Allen noted that Early Childhood Development and Health Board is missing out on an opportunity to act on something that is line with its mission and is putting its future in jeopardy.
The board, she noted, should be cautious about leaving families and child care centers “out to dry or I could see this going back to the ballot and letting the voters decide.”
Hibbs, though, said the Early Childhood Development and Health Board has helped the state during the economic crisis.
For instance, the board approved $23.2 million for child care scholarships after the Legislature cut child care funding early this year. The board also approved another $24 million for family-support programs, including those designed to prevent abuse and neglect. Both were approved as emergency funding mechanisms in February.

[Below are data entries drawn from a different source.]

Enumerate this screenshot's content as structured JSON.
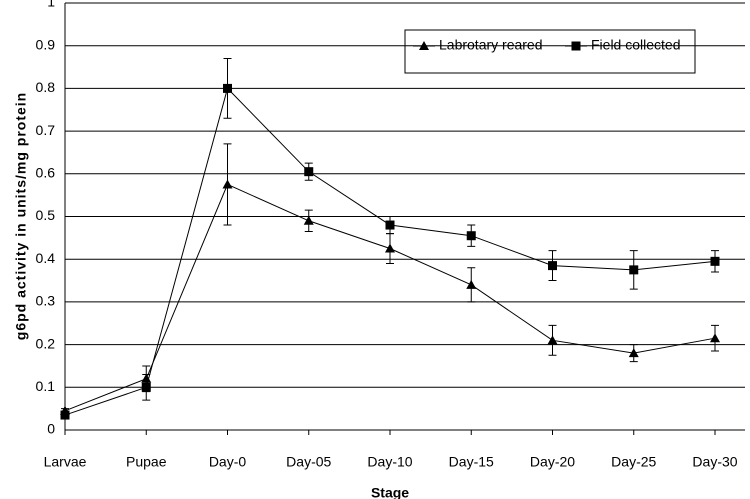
{
  "chart_data": {
    "type": "line",
    "x_label": "Stage",
    "y_label": "g6pd activity in units/mg protein",
    "categories": [
      "Larvae",
      "Pupae",
      "Day-0",
      "Day-05",
      "Day-10",
      "Day-15",
      "Day-20",
      "Day-25",
      "Day-30"
    ],
    "series": [
      {
        "name": "Labrotary reared",
        "color": "#000000",
        "marker": "triangle",
        "values": [
          0.045,
          0.12,
          0.575,
          0.49,
          0.425,
          0.34,
          0.21,
          0.18,
          0.215
        ],
        "errors": [
          0.005,
          0.03,
          0.095,
          0.025,
          0.035,
          0.04,
          0.035,
          0.02,
          0.03
        ]
      },
      {
        "name": "Field collected",
        "color": "#000000",
        "marker": "square",
        "values": [
          0.035,
          0.1,
          0.8,
          0.605,
          0.48,
          0.455,
          0.385,
          0.375,
          0.395
        ],
        "errors": [
          0.005,
          0.03,
          0.07,
          0.02,
          0.02,
          0.025,
          0.035,
          0.045,
          0.025
        ]
      }
    ],
    "ylim": [
      0,
      1
    ],
    "yticks": [
      0,
      0.1,
      0.2,
      0.3,
      0.4,
      0.5,
      0.6,
      0.7,
      0.8,
      0.9,
      1
    ],
    "grid": true,
    "legend": "top-right"
  }
}
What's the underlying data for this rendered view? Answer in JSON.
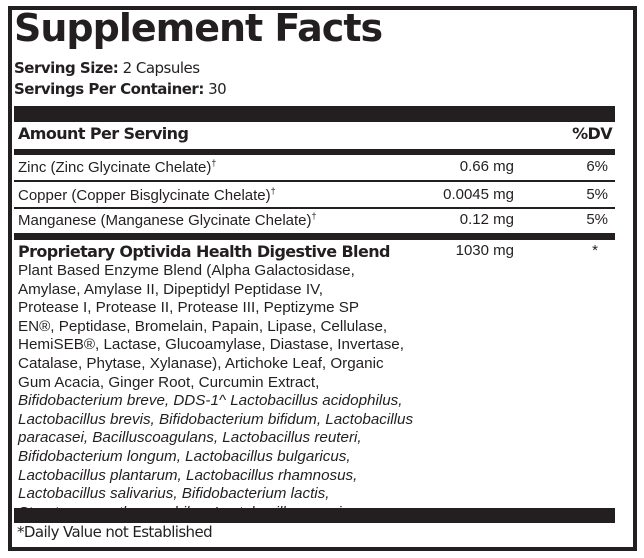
{
  "title": "Supplement Facts",
  "serving_size": {
    "label": "Serving Size:",
    "value": "2 Capsules"
  },
  "servings_per_container": {
    "label": "Servings Per Container:",
    "value": "30"
  },
  "header": {
    "amount": "Amount Per Serving",
    "dv": "%DV"
  },
  "nutrients": [
    {
      "name": "Zinc (Zinc Glycinate Chelate)",
      "mark": "†",
      "amount": "0.66 mg",
      "dv": "6%"
    },
    {
      "name": "Copper (Copper Bisglycinate Chelate)",
      "mark": "†",
      "amount": "0.0045 mg",
      "dv": "5%"
    },
    {
      "name": "Manganese (Manganese Glycinate Chelate)",
      "mark": "†",
      "amount": "0.12 mg",
      "dv": "5%"
    }
  ],
  "blend": {
    "name": "Proprietary Optivida Health Digestive Blend",
    "amount": "1030 mg",
    "dv": "*",
    "lines": [
      "Plant Based Enzyme Blend (Alpha Galactosidase,",
      "Amylase, Amylase II, Dipeptidyl Peptidase IV,",
      "Protease I, Protease II, Protease III, Peptizyme SP",
      "EN®, Peptidase, Bromelain, Papain, Lipase, Cellulase,",
      "HemiSEB®, Lactase, Glucoamylase, Diastase, Invertase,",
      "Catalase, Phytase, Xylanase), Artichoke Leaf, Organic",
      "Gum Acacia, Ginger Root, Curcumin Extract,"
    ],
    "italic_lines": [
      "Bifidobacterium breve, DDS-1^ Lactobacillus acidophilus,",
      "Lactobacillus brevis, Bifidobacterium bifidum, Lactobacillus",
      "paracasei, Bacilluscoagulans, Lactobacillus reuteri,",
      "Bifidobacterium longum, Lactobacillus bulgaricus,",
      "Lactobacillus plantarum, Lactobacillus rhamnosus,",
      "Lactobacillus salivarius, Bifidobacterium lactis,",
      "Streptococcus thermophilus, Lactobacillus casei"
    ]
  },
  "footnote": "*Daily Value not Established"
}
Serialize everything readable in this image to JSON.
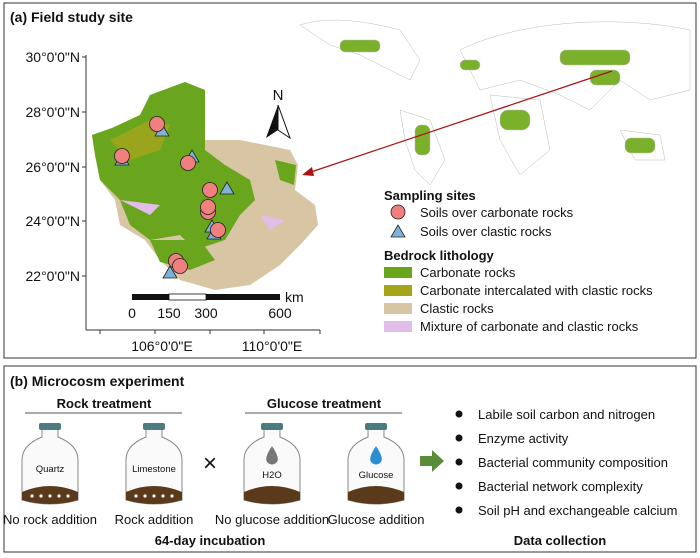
{
  "panel_a": {
    "title": "(a) Field study site",
    "y_ticks": [
      "30°0'0\"N",
      "28°0'0\"N",
      "26°0'0\"N",
      "24°0'0\"N",
      "22°0'0\"N"
    ],
    "x_ticks": [
      "106°0'0\"E",
      "110°0'0\"E"
    ],
    "north_label": "N",
    "scale_bar": {
      "unit": "km",
      "labels": [
        "0",
        "150",
        "300",
        "600"
      ]
    },
    "legend": {
      "sites_title": "Sampling sites",
      "sites": [
        {
          "label": "Soils over carbonate rocks",
          "color": "#f08080",
          "marker": "circle"
        },
        {
          "label": "Soils over clastic rocks",
          "color": "#7fb2d9",
          "marker": "triangle"
        }
      ],
      "lithology_title": "Bedrock lithology",
      "lithology": [
        {
          "label": "Carbonate rocks",
          "color": "#6aa51e"
        },
        {
          "label": "Carbonate intercalated with clastic rocks",
          "color": "#a5a51c"
        },
        {
          "label": "Clastic rocks",
          "color": "#d8c5a4"
        },
        {
          "label": "Mixture of carbonate and clastic rocks",
          "color": "#e3bde9"
        }
      ]
    }
  },
  "panel_b": {
    "title": "(b) Microcosm experiment",
    "rock_treatment": "Rock treatment",
    "glucose_treatment": "Glucose treatment",
    "jars": [
      {
        "inner": "Quartz",
        "caption": "No rock addition"
      },
      {
        "inner": "Limestone",
        "caption": "Rock addition"
      },
      {
        "inner": "H2O",
        "caption": "No glucose addition"
      },
      {
        "inner": "Glucose",
        "caption": "Glucose addition"
      }
    ],
    "cross": "×",
    "incubation": "64-day incubation",
    "data_collection_title": "Data collection",
    "data_collection": [
      "Labile soil carbon and nitrogen",
      "Enzyme activity",
      "Bacterial community composition",
      "Bacterial network complexity",
      "Soil pH and exchangeable calcium"
    ]
  }
}
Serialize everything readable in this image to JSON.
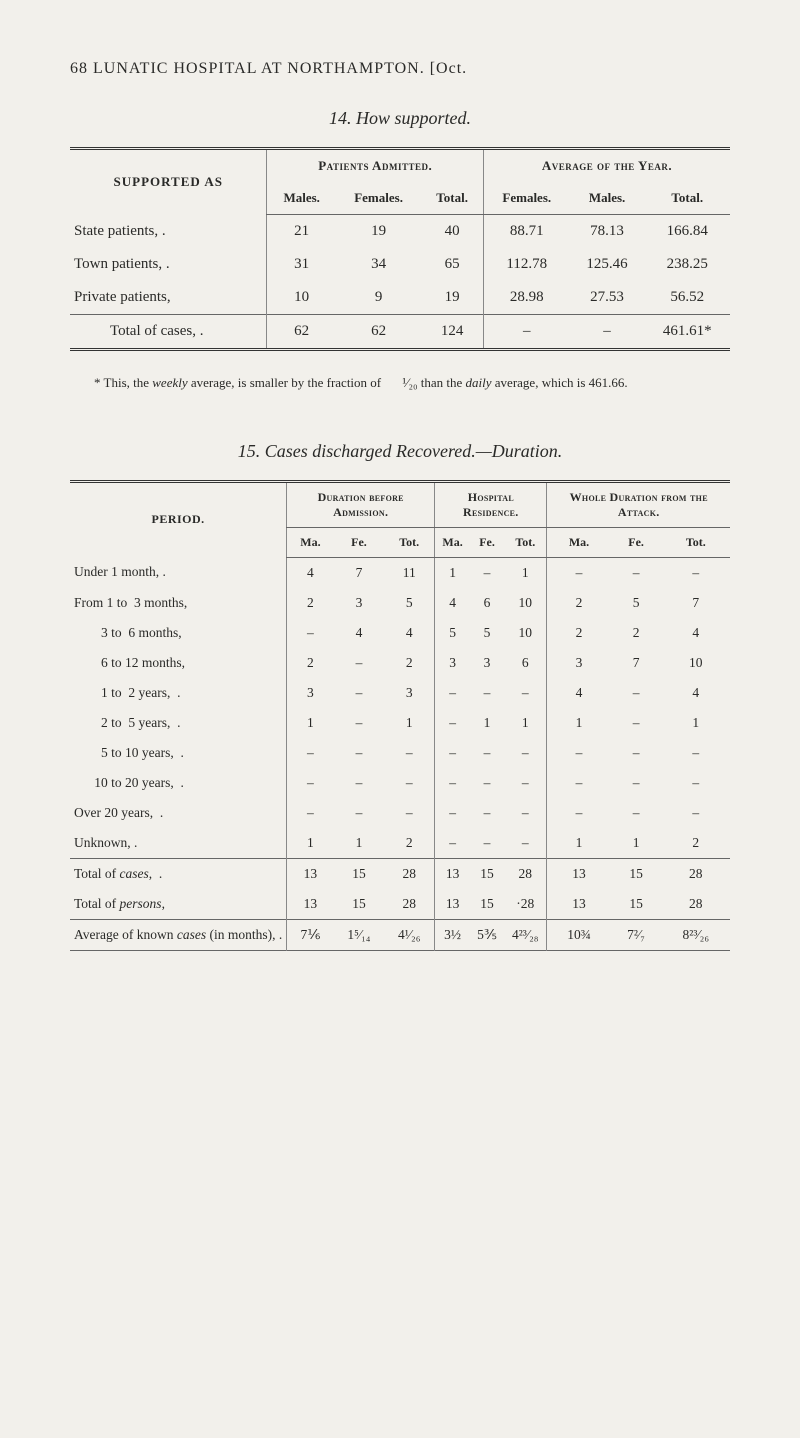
{
  "header": {
    "running": "68 LUNATIC HOSPITAL AT NORTHAMPTON. [Oct."
  },
  "section14": {
    "title": "14.  How supported."
  },
  "table1": {
    "stub_head": "SUPPORTED AS",
    "group_patients": "Patients Admitted.",
    "group_average": "Average of the Year.",
    "col_males": "Males.",
    "col_females": "Females.",
    "col_total": "Total.",
    "col_av_females": "Females.",
    "col_av_males": "Males.",
    "col_av_total": "Total.",
    "rows": [
      {
        "stub": "State patients,  .",
        "m": "21",
        "f": "19",
        "t": "40",
        "af": "88.71",
        "am": "78.13",
        "at": "166.84"
      },
      {
        "stub": "Town patients,  .",
        "m": "31",
        "f": "34",
        "t": "65",
        "af": "112.78",
        "am": "125.46",
        "at": "238.25"
      },
      {
        "stub": "Private patients,",
        "m": "10",
        "f": "9",
        "t": "19",
        "af": "28.98",
        "am": "27.53",
        "at": "56.52"
      }
    ],
    "total": {
      "stub": "Total of cases,  .",
      "m": "62",
      "f": "62",
      "t": "124",
      "af": "–",
      "am": "–",
      "at": "461.61*"
    }
  },
  "footnote14": {
    "text_a": "* This, the ",
    "weekly": "weekly",
    "text_b": " average, is smaller by the fraction of ",
    "frac": "¹⁄₂₀",
    "text_c": " than the ",
    "daily": "daily",
    "text_d": " average, which is 461.66."
  },
  "section15": {
    "title": "15.  Cases discharged Recovered.—Duration."
  },
  "table2": {
    "stub_head": "PERIOD.",
    "group_duration": "Duration before Admission.",
    "group_hospital": "Hospital Residence.",
    "group_whole": "Whole Duration from the Attack.",
    "col_ma": "Ma.",
    "col_fe": "Fe.",
    "col_tot": "Tot.",
    "rows": [
      {
        "stub": "Under 1 month, .",
        "d": [
          "4",
          "7",
          "11"
        ],
        "h": [
          "1",
          "–",
          "1"
        ],
        "w": [
          "–",
          "–",
          "–"
        ]
      },
      {
        "stub": "From 1 to  3 months,",
        "d": [
          "2",
          "3",
          "5"
        ],
        "h": [
          "4",
          "6",
          "10"
        ],
        "w": [
          "2",
          "5",
          "7"
        ]
      },
      {
        "stub": "        3 to  6 months,",
        "d": [
          "–",
          "4",
          "4"
        ],
        "h": [
          "5",
          "5",
          "10"
        ],
        "w": [
          "2",
          "2",
          "4"
        ]
      },
      {
        "stub": "        6 to 12 months,",
        "d": [
          "2",
          "–",
          "2"
        ],
        "h": [
          "3",
          "3",
          "6"
        ],
        "w": [
          "3",
          "7",
          "10"
        ]
      },
      {
        "stub": "        1 to  2 years,  .",
        "d": [
          "3",
          "–",
          "3"
        ],
        "h": [
          "–",
          "–",
          "–"
        ],
        "w": [
          "4",
          "–",
          "4"
        ]
      },
      {
        "stub": "        2 to  5 years,  .",
        "d": [
          "1",
          "–",
          "1"
        ],
        "h": [
          "–",
          "1",
          "1"
        ],
        "w": [
          "1",
          "–",
          "1"
        ]
      },
      {
        "stub": "        5 to 10 years,  .",
        "d": [
          "–",
          "–",
          "–"
        ],
        "h": [
          "–",
          "–",
          "–"
        ],
        "w": [
          "–",
          "–",
          "–"
        ]
      },
      {
        "stub": "      10 to 20 years,  .",
        "d": [
          "–",
          "–",
          "–"
        ],
        "h": [
          "–",
          "–",
          "–"
        ],
        "w": [
          "–",
          "–",
          "–"
        ]
      },
      {
        "stub": "Over 20 years,  .",
        "d": [
          "–",
          "–",
          "–"
        ],
        "h": [
          "–",
          "–",
          "–"
        ],
        "w": [
          "–",
          "–",
          "–"
        ]
      },
      {
        "stub": "Unknown, .",
        "d": [
          "1",
          "1",
          "2"
        ],
        "h": [
          "–",
          "–",
          "–"
        ],
        "w": [
          "1",
          "1",
          "2"
        ]
      }
    ],
    "total_cases": {
      "stub": "Total of cases,  .",
      "d": [
        "13",
        "15",
        "28"
      ],
      "h": [
        "13",
        "15",
        "28"
      ],
      "w": [
        "13",
        "15",
        "28"
      ]
    },
    "total_persons": {
      "stub": "Total of persons,",
      "d": [
        "13",
        "15",
        "28"
      ],
      "h": [
        "13",
        "15",
        "·28"
      ],
      "w": [
        "13",
        "15",
        "28"
      ]
    },
    "average": {
      "stub": "Average of known cases (in months), .",
      "d": [
        "7⅙",
        "1⁵⁄₁₄",
        "4¹⁄₂₆"
      ],
      "h": [
        "3½",
        "5⅗",
        "4²³⁄₂₈"
      ],
      "w": [
        "10¾",
        "7²⁄₇",
        "8²³⁄₂₆"
      ]
    }
  }
}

“Is everybody going to be coming to First Things First? If that’s the case, then there no longer would be that investment, that very important investment in preparing children to succeed when they start school,” Hibbs said.
Humble said he is now looking for other ways to help child care providers, including looking inside his agency for federal money he could tap and checking to see whether he could legally divert some voter-protected funds.
During the Nov. 9 hearing, Rep. Phil Lopes, a Democrat from Tucson, said he is trying to figure out whether the situation is “enormously humorous or incredible irony.”
“Because we did this to you,” Lopes told Humble. “We are the ones who put in statute what you ought to do with those fees and we are now beating you up while you are trying to do as much as creative stuff as you possible can.”
Lopes added: “One last point – to those of you who are in the audience, (experiencing) some surprise on our part in hearing that we did something to some agency that we didn’t first talk to them about, we do that all the time.”
Bruce Liggett, executive director of the Arizona Child Care Association, said his group wants the governor to use federal stimulus money to temporarily fund the health department’s licensing and regulatory operations, so that policymakers have more time to put together a “more thoughtful plan” on increasing fees.
“We are calling a time out,” Liggett said. “Private childcare providers are scared and frankly, they are angry.”
But Paul Senseman, the governor’s spokesman, shot down suggestions of using federal dollars under the governor’s purview to address the problem. He said the idea is a non-starter.
“They go against completely the purposes of the fund (federal stimulus money). She prioritized the use of those funds for education, public safety and care for our state’s most vulnerable population,” Senseman said.
Like some lawmakers, Brewer is hoping that Early Childhood Development and Health Board would help in the situation, Senseman said.
“When the voters ratified the use of these funds, it was for this specific population and for child care activity,” Senseman said, referring to the board’s funds.